„Sag mal, Juri…“
Wolfgang Ischinger, Vorsitzender der Münchner Sicherheitskonferenz und ehemaliger Staatssekretär des Auswärtigen Amts, war am 3. März zu Gast in der Universitätsbibliothek. Im Rahmen der Forums-Reihe „Sicherheit im Dialog“ sprach er über internationale Krisendiplomatie und blickte auf die diesjährige Sicherheitskonferenz zurück. Ischinger gelang es, den rund 300 Gästen, darunter viele Studierende der Universität, einen Einblick in Konflikte zu geben, die derzeit die internationale Diplomatie beschäftigen. Er schöpfte dabei auch aus seinem reichen Erfahrungsschatz auf dem „internationalen Parkett“ und unterhielt die Zuhörer mit einigen Anekdoten aus den Zentren der Macht.

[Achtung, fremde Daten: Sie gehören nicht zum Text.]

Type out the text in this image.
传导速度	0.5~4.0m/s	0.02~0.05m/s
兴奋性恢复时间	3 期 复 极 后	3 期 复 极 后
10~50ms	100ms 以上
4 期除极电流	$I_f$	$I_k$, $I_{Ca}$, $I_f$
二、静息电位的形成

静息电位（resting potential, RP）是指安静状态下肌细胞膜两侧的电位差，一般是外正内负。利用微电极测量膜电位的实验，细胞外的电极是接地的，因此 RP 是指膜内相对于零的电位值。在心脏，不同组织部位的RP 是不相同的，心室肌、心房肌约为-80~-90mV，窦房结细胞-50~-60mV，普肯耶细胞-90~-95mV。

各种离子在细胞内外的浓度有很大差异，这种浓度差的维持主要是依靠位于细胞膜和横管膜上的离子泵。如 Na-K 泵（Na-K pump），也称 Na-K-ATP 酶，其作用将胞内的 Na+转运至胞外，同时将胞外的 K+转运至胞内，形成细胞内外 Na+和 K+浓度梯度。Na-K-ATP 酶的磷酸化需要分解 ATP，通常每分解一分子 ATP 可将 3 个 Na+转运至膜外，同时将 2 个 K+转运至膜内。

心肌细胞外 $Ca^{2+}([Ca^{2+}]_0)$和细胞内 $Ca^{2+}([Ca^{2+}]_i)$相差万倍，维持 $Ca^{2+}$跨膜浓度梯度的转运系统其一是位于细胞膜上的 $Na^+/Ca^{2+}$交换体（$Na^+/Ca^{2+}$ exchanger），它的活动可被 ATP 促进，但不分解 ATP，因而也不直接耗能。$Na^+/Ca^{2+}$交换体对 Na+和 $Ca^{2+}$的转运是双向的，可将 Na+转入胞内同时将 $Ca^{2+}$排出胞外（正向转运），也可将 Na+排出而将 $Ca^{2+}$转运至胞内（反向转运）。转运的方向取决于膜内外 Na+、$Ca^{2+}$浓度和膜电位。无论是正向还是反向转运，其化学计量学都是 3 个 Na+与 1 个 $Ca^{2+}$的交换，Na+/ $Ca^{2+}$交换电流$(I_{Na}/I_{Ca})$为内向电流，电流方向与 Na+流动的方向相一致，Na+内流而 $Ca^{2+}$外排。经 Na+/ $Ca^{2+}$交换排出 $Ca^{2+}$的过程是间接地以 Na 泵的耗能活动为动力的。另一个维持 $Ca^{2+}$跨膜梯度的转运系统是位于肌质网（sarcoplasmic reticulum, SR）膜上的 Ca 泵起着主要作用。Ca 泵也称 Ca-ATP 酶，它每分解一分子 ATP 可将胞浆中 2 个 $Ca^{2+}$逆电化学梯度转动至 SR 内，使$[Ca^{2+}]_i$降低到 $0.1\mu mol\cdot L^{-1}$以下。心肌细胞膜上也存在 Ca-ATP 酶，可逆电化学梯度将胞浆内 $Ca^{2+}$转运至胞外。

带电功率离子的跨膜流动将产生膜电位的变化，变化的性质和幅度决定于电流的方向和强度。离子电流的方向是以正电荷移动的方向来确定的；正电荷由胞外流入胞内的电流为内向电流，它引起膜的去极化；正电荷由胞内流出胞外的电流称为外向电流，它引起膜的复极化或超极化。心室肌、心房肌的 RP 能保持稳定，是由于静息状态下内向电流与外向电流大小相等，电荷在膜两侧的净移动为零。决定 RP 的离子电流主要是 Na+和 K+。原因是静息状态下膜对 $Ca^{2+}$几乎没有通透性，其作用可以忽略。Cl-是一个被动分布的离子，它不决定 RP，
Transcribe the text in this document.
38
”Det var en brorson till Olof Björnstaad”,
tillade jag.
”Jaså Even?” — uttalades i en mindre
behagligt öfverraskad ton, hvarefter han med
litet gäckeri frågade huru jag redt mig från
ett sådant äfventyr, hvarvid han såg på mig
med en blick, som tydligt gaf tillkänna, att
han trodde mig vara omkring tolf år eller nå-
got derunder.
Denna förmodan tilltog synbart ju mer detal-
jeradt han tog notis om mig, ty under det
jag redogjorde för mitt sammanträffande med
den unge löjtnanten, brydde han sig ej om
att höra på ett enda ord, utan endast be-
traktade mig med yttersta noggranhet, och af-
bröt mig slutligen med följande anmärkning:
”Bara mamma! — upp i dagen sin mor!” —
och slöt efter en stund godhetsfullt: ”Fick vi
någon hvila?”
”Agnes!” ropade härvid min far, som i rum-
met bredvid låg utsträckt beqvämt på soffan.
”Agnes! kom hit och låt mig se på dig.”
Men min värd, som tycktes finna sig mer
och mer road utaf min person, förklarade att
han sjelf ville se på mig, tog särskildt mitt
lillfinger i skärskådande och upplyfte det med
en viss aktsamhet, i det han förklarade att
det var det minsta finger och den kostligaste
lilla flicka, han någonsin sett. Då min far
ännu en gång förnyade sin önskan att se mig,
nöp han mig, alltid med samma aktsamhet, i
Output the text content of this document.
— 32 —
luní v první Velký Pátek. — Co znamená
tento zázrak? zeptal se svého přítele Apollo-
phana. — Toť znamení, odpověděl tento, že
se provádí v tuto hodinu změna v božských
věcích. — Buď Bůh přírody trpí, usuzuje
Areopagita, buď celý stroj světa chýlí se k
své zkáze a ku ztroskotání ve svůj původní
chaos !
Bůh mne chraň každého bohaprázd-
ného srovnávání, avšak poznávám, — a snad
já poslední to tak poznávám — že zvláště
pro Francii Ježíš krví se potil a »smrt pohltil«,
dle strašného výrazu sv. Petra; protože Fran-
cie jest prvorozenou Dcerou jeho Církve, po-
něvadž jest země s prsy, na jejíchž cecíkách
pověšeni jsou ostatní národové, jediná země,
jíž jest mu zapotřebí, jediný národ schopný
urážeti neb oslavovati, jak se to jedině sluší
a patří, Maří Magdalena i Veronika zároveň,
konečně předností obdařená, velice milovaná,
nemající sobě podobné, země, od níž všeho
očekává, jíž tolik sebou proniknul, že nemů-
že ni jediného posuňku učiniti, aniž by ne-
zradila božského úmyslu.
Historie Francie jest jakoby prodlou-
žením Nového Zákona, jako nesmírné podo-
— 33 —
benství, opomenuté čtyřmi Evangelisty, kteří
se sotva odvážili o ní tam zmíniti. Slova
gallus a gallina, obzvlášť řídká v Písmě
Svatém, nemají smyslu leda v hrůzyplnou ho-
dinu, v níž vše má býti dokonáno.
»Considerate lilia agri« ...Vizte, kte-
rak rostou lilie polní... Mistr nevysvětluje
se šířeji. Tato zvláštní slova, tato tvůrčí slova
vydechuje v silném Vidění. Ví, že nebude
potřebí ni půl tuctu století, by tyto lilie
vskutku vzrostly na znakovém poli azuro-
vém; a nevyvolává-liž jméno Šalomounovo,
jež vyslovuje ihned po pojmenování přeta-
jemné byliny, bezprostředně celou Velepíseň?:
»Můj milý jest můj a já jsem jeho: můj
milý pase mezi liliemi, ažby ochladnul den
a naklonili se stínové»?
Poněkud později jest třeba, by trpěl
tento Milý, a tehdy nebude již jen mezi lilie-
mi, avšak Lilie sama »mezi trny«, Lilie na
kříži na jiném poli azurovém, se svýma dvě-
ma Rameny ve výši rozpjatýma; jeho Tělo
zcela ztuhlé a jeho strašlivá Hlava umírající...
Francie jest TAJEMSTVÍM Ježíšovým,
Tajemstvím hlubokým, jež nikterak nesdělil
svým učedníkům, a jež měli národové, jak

Kein Freund von Sanktionen
Ischinger konzentrierte sich in seinen Ausführungen auf vier Themen, die seiner Meinung nach für die internationale Sicherheitspolitik der nächsten Jahren bestimmend sind: Die nukleare Abrüstung, das Verhältnis zu Russland, das Verhältnis zum Iran und die wirtschaftliche Stabilität Griechenlands. „Was haben Griechenlands Finanzen mit Sicherheit zu tun?“, werde er oft gefragt, so Ischinger. Er betonte, dass Griechenland mit seinen Problemen keinesfalls allein gelassen werden dürfe, und zwar aus existentiellem Eigeninteresse: „Nichts ist für unsere Sicherheit und Prosperität so wichtig wie die Stabilität der europäischen Konstruktion und des Euro.“ In Bezug auf den Iran sprach er sich gegen weitere Sanktionen aus. Seine jahrelange Erfahrung habe ihn gelehrt, dass Sanktionen eher dazu führen, dass die Bevölkerung enger mit dem Regime zusammenrückt, da es einen gemeinsamen Feind von außen gibt. „Breit angelegte Sanktionen sind in der Regel kein gutes politisches Mittel.“ Ischinger bedauerte, dass der iranischen Außenminister Manuchehr Mottaki auf der diesjährigen Sicherheitskonferenz eine Chance auf Annäherung verspielt hat. Nach Mottakis provokanter Rede war keiner der westlichen Politiker mehr zu informellen Gesprächen, wie sie im Rahmen der Sicherheitskonferenz möglich sind, bereit.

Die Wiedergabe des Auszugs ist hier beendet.